Ich sah Körperteile, ohne die passenden Körper zu sehen. Manche waren so klein, dass sie zu Kindern gehört haben mussten. Ich musste Leichen ausweichen und über Wrackteile klettern.

Kira ließ meine Hand nicht los. Sie trieb mich voran.

Wir liefen in die Straße, in der ich mit meinen Eltern wohnte.

„Alle okay?", brachte ich über die Lippen.

„Glaube schon", antworte Paula als erstes.

Die anderen Zwei nickten nur mit weitaufgerissenen Augen, in denen sich das Grauen widerspiegelte.
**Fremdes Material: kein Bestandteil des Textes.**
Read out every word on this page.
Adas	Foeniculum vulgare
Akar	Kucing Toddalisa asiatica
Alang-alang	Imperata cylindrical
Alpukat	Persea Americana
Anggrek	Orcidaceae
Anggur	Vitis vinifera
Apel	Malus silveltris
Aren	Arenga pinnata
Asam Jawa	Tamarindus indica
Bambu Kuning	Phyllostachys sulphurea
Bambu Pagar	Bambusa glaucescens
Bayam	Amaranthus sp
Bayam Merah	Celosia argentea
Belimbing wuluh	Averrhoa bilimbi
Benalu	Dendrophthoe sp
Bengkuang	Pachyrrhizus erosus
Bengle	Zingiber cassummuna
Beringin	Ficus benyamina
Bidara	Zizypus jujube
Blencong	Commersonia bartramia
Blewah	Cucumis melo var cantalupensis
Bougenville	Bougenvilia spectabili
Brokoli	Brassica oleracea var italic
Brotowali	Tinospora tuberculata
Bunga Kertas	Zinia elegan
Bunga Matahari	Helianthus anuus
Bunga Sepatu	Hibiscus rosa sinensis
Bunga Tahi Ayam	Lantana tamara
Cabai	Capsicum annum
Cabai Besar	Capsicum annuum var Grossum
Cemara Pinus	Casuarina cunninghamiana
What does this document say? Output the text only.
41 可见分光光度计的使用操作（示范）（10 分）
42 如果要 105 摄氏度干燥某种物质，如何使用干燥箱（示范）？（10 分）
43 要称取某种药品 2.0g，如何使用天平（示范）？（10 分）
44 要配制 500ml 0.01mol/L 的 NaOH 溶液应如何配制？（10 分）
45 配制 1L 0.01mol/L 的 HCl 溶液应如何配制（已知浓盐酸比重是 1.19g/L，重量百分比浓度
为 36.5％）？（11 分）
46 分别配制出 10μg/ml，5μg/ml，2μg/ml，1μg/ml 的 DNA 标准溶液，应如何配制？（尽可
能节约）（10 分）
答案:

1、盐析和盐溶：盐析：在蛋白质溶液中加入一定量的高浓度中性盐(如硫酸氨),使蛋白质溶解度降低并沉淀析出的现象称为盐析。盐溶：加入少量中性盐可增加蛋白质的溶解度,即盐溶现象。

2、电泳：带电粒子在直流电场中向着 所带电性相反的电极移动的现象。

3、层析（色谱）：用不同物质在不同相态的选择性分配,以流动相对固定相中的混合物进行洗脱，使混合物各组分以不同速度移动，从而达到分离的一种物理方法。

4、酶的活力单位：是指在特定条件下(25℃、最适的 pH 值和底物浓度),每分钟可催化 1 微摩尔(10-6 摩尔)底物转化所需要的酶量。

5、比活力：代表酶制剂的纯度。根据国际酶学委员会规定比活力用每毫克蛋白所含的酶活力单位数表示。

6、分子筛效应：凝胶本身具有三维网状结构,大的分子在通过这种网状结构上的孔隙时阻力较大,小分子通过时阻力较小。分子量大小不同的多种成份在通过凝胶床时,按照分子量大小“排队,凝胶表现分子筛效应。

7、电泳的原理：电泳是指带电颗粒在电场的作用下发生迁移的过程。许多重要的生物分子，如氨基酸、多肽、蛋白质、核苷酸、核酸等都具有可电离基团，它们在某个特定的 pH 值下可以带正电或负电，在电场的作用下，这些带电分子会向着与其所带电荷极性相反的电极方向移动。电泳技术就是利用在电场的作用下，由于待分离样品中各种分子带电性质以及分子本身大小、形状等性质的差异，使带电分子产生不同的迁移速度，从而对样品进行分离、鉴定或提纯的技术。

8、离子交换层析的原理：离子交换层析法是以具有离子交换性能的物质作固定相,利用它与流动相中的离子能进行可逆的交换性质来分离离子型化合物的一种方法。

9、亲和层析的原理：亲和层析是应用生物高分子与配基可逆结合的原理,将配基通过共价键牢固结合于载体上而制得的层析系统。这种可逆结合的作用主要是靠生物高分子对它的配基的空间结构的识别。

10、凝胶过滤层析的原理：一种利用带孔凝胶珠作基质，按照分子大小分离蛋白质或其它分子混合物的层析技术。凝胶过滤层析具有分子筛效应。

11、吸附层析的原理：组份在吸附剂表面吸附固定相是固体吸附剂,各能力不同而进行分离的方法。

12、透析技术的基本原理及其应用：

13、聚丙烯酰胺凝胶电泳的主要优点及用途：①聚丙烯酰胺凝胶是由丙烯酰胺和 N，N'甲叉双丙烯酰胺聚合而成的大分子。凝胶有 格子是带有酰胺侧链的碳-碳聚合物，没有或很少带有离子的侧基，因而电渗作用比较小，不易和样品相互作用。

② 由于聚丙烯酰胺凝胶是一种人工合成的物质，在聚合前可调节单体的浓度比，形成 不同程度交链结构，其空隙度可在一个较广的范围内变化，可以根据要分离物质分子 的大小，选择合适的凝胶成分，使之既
Dann hörten wir die zweite Explosion. Sie kam mir leiser vor. Wir waren weit genug weg, um nicht von ihr erwischt zu werden. Trotzdem schmissen wir uns instinktiv auf den Boden. So hatten wir es in der Schule gelernt.

Wir warteten kurz ab. Als uns bewusst wurde, dass uns keine Druckwelle erreichte, flüchteten wir in mein Wohnhaus.

Es kam mir vor, als wäre die Treppe doppelt so lang, als gewöhnlich.

Irgendwann musste ich meine Tasche verloren haben. Mein Handy hatte ich aus irgendeinem Grund jedoch noch in der Hand. Ich konnte mich nicht erinnern, wann ich es aus der Tasche genommen hatte, aber ich war froh, es nicht verloren zu haben.

Ich hatte keinen Schlüssel, also hämmerte ich fünf Mal gegen die Tür, machte dann eine Pause und hämmerte dann drei Mal. Das war unser Erkennungszeichen. Zwar hatten wir auch einen Spion, doch unsere Tür war nicht kugelsicher. Meine Eltern hatten auf diese Sicherheitsmaßnahe Wert gelegt. In den letzten Jahren waren sie sehr vorsichtig geworden.

Dad riss die Tür auf und fiel mir um den Hals. Er weinte. Wir alle drängten in den kleinen Flur und schlossen dann die Tür hinter uns. Unsere blutigen Fußabdrücke brachten wir jedoch mit in die Wohnung.

„Du lebst!", schluchzte er.

Ihm war die Explosion offensichtlich nicht entgangen.

„Wo ist Mum?", fragte ich sofort.

Sein Gesicht wurde ganz rot und die Augen wässrig. Er schaffte es nicht mir in die Augen zu sehen.

„Dad?", fragte ich mit Nachdruck. „Wo ist Mum?"

Er schüttelte den Kopf und da wusste ich es. Sie würde nicht wieder kommen.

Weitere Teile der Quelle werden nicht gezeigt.